Como foi sua vinda para Uberlândia?

Eu trabalhava em São Paulo e fui muito estimulado por um grande mentor, um visionário àquela época, que me ofereceu essa oportunidade de vir pra Uberlândia. Naquele tempo, eu já discutia esses conceitos de telemedicina e Uberlândia era uma das poucas cidades a ter o sistema de telecomunicação privado. Uberlândia tinha fábrica de fibra ótica, então era uma cidade que tinha no seu DNA tecnologia, telecom e digital. Montamos aqui um hospital focado em cardiologia, mas no fundo o que mais usufruíamos é que aqui podíamos trazer as tecnologias que a gente tinha visto na Nasa e implementá-las num ambiente propício, porque tínhamos telecom, data center, servidores e banda.

Conte-nos uma experiência.

Eu fazia uma cardiologia diferenciada porque ela já usufruía de telemedicina. Em 1996, eu conectava as cidades do Triângulo. Ao todo, umas 30 a 40 cidades. Ajudava essas cidades a fazer diagnósticos de síndromes coronárias agudas com telemedicina e estes municípios me encaminhavam os pacientes para tratamento da cardiologia intervencionista. Montei o primeiro serviço de cardiologia intervencionista privada aqui no Triângulo Mineiro. Então, a telemedicina me ajudou, na prática, a melhorar meu serviço como médico. Pude trabalhar como médico sem o preconceito e o medo de que a tecnologia fosse me atrapalhar, fosse me substituir. Um aspecto muito importante: nós estamos no meio do Brasil, no meio do cerrado, longe das grandes estruturas de saúde do país, do Rio de Janeiro, de São Paulo, e aqui construímos modelos que poderiam ser generalizados pra outras geografias, não só do país, mas também de fora. Os modelos que a gente construiu aqui foram expandidos pro Chile, Colômbia, Venezuela e Peru.

Como surgiu a Internet Telemedical System?

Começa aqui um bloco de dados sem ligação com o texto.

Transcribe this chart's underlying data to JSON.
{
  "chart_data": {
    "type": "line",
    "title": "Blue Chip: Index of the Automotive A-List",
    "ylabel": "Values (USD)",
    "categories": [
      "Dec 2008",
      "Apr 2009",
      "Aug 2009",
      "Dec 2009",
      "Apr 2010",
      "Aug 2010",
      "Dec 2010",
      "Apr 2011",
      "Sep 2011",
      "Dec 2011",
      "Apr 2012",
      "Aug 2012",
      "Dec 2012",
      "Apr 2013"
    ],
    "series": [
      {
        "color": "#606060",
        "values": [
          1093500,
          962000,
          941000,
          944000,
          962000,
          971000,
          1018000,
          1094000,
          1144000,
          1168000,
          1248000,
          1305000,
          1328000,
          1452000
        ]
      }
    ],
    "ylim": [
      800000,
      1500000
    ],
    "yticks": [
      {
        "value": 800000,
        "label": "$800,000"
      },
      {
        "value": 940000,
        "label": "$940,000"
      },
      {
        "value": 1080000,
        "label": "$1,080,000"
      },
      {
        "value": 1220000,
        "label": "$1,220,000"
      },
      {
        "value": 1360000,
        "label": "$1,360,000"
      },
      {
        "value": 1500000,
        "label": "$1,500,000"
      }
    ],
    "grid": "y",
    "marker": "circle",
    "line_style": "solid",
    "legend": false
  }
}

Em 1999, fui encontrado por um grupo suíço que já planejava investir em telemedicina. Esse grupo investiu em algumas operações na Itália, na Alemanha e me convidou para fazer parte. O grupo me estruturou, pois como médico não tinha a mínima noção de plano de negócio, e me convidou a expandir pra América Latina. Foi então que nasceu a Internet Telemedical System, uma rede de telemedicina que saiu então de Uberlândia e expandiu para o Chile, Santiago, Colômbia em Bogotá, para Argentina em Buenos Aires, para o Peru em Lima. Cheguei a abrir uma operação em Caracas no ano 2000. Criamos uma rede capilar na América Latina que hoje tem 926 municípios no Brasil e quase três mil municípios na América Latina conectados nessa rede. A ITMS foi a base propulsora disso com o grupo suíço e um grupo chileno. Estamos juntos há 19 anos. Fazemos teleconsulta na Colômbia há mais de 10 anos, por isso, atualmente, atendemos 10 mil pacientes por dia.

Como era a gestão disso?

Nós temos 20 milhões de pacientes na base de dados e fomos forçados a usufruir dos benefícios de um banco de dados estruturado vetorial. Passamos a treinar máquinas, a desenvolver algoritmos pra nossa necessidade real. Por exemplo, o nosso médico laudava 30 eletrocardiogramas por hora, porém, o sistema não se sustentava com isso. Com algoritmo de interpretação automática dos exames normais que desenvolvemos, a interpretação passou a 250 eletros por hora. Criamos um departamento de inteligência artificial, uma operação de inteligência artificial que nasceu dentro de uma operação de telemedicina, suportada com uma base de dados. Na Colômbia, tivemos um modelo que assinamos com o Google, onde compartilhamos imagens de teledermatologia pra algoritmos. Também na Colômbia temos o melhor modelo de teleconsultas que a gente já faz há muito tempo pra floresta amazônica, um negócio espetacular que chega a usar satélite. Esse aprendizado permite atender melhor as demandas da nossa Amazônia brasileira.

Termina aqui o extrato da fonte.